Menteri Koordinator Bidang Pembangunan Manusia dan Kebudayaan (Menko PMK) Pratikno mengatakan kebijakan efisiensi energi perlu dirumuskan secara responsif dan berbasis data, dengan mempertimbangkan pengalaman pengaturan mobilitas pada masa pandemi COVID-19.
“Langkah efisiensi harus disusun secara terukur dan berbasis data konsumsi energi serta tingkat mobilitas di masing-masing sektor, sehingga tidak menimbulkan dampak negatif yang berlebihan bagi masyarakat,” ujar Pratikno di Jakarta, Selasa.
Pembahasan tersebut dilakukan dalam Rapat Koordinasi Teknis (Rakornis) Kebijakan Penghematan BBM yang digelar secara daring.
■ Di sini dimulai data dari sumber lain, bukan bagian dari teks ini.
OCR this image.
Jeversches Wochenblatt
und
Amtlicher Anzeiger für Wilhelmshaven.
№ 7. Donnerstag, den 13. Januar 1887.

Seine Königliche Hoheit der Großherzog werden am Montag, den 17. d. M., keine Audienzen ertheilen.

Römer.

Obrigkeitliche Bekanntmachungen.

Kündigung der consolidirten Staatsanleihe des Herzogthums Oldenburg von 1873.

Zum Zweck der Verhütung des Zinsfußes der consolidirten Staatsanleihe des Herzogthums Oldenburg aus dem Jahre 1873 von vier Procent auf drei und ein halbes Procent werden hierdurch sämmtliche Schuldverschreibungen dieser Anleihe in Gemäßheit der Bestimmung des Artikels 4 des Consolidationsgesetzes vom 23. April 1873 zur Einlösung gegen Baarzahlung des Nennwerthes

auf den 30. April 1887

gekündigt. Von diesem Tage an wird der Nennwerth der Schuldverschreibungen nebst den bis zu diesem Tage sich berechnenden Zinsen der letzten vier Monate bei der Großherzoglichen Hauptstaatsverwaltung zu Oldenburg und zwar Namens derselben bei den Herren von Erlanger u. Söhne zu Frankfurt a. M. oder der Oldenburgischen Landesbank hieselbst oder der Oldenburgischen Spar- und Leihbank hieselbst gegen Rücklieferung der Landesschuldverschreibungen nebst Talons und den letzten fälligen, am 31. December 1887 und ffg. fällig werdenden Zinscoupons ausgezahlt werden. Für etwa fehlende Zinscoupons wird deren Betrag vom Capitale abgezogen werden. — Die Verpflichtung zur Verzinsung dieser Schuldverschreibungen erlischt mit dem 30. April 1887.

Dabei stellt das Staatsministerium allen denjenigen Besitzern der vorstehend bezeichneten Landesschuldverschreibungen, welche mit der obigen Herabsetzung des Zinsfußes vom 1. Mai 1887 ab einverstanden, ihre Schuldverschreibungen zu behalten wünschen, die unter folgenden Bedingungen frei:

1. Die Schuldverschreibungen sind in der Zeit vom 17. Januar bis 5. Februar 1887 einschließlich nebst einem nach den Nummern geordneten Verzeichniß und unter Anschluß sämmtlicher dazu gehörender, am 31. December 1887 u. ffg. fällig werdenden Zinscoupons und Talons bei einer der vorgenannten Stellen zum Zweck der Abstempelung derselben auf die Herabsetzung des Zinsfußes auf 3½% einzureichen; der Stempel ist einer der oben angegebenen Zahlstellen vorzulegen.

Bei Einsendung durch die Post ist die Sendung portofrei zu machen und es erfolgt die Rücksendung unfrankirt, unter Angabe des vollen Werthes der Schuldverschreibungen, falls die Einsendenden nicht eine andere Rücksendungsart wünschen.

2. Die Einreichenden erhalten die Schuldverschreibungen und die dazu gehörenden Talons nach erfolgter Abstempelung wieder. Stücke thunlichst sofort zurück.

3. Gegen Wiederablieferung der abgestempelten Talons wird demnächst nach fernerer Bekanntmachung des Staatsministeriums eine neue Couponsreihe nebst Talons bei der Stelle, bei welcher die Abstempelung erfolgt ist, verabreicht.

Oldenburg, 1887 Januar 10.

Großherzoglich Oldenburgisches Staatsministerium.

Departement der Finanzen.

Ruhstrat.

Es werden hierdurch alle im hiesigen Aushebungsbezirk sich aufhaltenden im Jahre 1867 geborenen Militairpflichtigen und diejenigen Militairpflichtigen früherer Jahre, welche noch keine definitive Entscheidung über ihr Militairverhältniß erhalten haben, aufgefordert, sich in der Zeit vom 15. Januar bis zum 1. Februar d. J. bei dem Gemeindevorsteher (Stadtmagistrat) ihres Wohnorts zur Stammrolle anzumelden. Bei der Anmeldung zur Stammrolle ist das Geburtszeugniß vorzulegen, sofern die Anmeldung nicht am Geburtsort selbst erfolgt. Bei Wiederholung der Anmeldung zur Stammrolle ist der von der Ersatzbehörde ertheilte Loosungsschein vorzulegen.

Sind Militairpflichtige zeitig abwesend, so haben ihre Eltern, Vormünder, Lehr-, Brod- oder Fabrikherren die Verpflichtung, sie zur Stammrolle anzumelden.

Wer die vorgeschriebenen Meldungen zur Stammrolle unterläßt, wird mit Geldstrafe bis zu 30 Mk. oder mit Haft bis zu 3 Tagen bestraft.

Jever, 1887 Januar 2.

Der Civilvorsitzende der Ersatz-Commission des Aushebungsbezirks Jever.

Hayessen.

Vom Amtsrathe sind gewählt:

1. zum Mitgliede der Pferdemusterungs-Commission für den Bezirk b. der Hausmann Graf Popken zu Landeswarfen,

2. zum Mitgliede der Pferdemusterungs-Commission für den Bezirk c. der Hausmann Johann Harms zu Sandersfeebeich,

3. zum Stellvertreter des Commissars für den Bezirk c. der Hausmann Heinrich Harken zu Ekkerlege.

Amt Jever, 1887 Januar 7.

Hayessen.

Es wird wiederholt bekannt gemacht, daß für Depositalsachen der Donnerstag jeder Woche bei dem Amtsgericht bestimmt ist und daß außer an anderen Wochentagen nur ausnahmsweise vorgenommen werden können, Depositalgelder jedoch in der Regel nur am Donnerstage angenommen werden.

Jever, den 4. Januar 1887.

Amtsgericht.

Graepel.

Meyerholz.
Pemerintah menegaskan bahwa kebijakan ini dirancang agar tidak mengganggu proses pembelajaran maupun pelayanan publik.
Dalam rapat itu, pemerintah menyepakati lima strategi utama penghematan energi lintas instansi, yakni penerapan skema kerja fleksibel bagi aparatur sipil negara (ASN), penguatan pemanfaatan platform digital, serta pembatasan mobilitas perjalanan dinas.
Selain itu, strategi lain mencakup penerapan penghematan energi pada operasional gedung perkantoran, serta penyesuaian metode pembelajaran daring dan luring sesuai kebutuhan dan karakteristik mata pelajaran.
Pratikno menegaskan bahwa untuk menjaga kualitas pendidikan, kegiatan pembelajaran yang bersifat praktikum tetap dilaksanakan secara tatap muka.
Rapat juga mengidentifikasi sejumlah isu strategis yang memerlukan pembahasan lanjutan, di antaranya penyesuaian distribusi Program Makan Bergizi Gratis (MBG) jika terjadi perubahan pola kehadiran siswa, serta opsi pembiayaan alternatif guna mendukung akses internet bagi peserta didik apabila pembelajaran daring diterapkan.
Kebijakan penghematan energi lintas sektor ini direncanakan mulai berlaku pada April 2026.
“Koordinasi lintas kementerian dan lembaga menjadi kunci agar kebijakan efisiensi energi dapat berjalan efektif, sekaligus memastikan pelayanan publik tetap optimal,” kata Pratikno.
Hasil rapat tersebut selanjutnya akan dirumuskan dalam laporan kepada Presiden Prabowo Subianto yang memuat gambaran konsumsi energi di sektor pembangunan manusia dan kebudayaan, serta rekomendasi langkah penghematan oleh kementerian dan lembaga terkait.
Rapat koordinasi itu turut dihadiri perwakilan dari sejumlah kementerian, antara lain Kementerian Pendidikan Dasar dan Menengah, Kementerian Pendidikan Tinggi, Sains, dan Teknologi, Kementerian Agama, Kementerian PAN-RB, Kementerian Kesehatan, serta Kementerian Pemuda dan Olahraga.